The patio door opens and Mike’s boys begin to trickle out. Goldie comes galloping behind them; she jumps joyously at a Frisbee flying through the air, back and forth over her head. Laura must be in the kitchen fixing snacks.
“Don’t worry Dee, we’ll figure something out.”
The T-Group session starts and I’m settling down at the kitchen table to catch up with Laura when the phone rings. It’s Walter, requesting a meeting with us. His tone is cool and officious.
“What’s this about, Walter?”
“Mrs. Russell, the level of complaints I receive about the activities at the Glass House has risen sharply in the past month. I want to sit down with you people and see what we can do before someone loses their head and tosses a match into a puddle of gasoline.”
I feel my body stiffen. The image of my mother’s house burning in the night sky sears my eyes. I can hardly keep hold of the telephone receiver for the weakness that travels down my arms, causing my hands to tremble.
By all reports, the fire was caused by bad wiring, a well-known problem with the little craftsman bungalows that had been hastily built. There was no animosity in the neighborhood then. But there had been a moment when arson was considered, and I will never forget how sick I felt. That’s how I’m feeling now, but I won’t let Walter know that.
“Don’t you think that’s a rather poor choice of words, Walter?”
“Of course. You’re right. That’s not at all what I meant.”
I let silence hang in the air. Then Walter takes a different approach. “Dee, just to let you know, Carlo and Gunther wanted to be at this meeting, but I said no. I know they are a bad combination. Gunther is pompous and Carlo is childish. They feed each other, like Laurel and Hardy.”
Only not as funny.
“We are in total agreement about that, Walter.”
“Instead, I’ve invited Kay and the Jacksons to join us and represent your neighbors.

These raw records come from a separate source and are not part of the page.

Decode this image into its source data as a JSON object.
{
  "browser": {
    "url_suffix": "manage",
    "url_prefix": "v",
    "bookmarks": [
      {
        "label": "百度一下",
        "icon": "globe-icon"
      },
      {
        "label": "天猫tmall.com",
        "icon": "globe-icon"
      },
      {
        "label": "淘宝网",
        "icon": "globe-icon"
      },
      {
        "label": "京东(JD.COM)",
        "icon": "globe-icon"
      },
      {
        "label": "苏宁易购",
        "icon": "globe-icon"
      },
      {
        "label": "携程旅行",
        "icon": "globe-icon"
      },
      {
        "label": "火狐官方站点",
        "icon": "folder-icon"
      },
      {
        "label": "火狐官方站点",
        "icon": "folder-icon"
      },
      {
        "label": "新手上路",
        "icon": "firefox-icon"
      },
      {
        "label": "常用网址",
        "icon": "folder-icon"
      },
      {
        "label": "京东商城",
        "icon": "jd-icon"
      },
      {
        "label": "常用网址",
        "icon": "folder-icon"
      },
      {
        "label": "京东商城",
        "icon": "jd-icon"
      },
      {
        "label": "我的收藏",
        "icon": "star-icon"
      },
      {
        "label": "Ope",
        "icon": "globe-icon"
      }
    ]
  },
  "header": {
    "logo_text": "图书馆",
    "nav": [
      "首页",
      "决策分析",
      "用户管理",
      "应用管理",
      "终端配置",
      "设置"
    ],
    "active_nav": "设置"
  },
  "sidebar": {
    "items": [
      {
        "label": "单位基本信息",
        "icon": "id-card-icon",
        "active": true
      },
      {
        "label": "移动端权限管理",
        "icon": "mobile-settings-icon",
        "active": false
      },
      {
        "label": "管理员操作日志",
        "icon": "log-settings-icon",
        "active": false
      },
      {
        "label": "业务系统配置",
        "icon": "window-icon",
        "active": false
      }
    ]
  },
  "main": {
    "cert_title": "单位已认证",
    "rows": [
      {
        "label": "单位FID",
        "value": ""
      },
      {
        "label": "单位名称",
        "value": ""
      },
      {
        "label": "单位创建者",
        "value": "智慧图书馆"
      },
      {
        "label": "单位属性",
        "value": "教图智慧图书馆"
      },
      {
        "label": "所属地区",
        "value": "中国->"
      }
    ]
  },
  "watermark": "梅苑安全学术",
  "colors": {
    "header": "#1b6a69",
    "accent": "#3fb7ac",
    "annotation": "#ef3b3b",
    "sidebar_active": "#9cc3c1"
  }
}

I find Kay to be fair-minded and Ivy and Jerry have been in the neighborhood for a long time. They get along with everyone.”
No wonder Walter keeps getting re-elected. He really knows how to play both sides of the fence. I should just let this lie, but it’s too tempting. “How about we include Detective Ramos? He knows the neighborhood very well also.”
Walter goes silent. I wonder if we’ve lost our connection. Then he comes back with what he intends to be his last word. “There’s no need to bring the police in on this. It’s just a friendly discussion.”
It didn’t sound so friendly at the beginning, but I let it go now. He and his posse will be by tomorrow before dinner. That’s not fair. Although I trust the Jacksons to be neutral and Kay not to dominate the conversation, I determine that whether Walter likes it or not, at least Father Mike will be part of this discussion.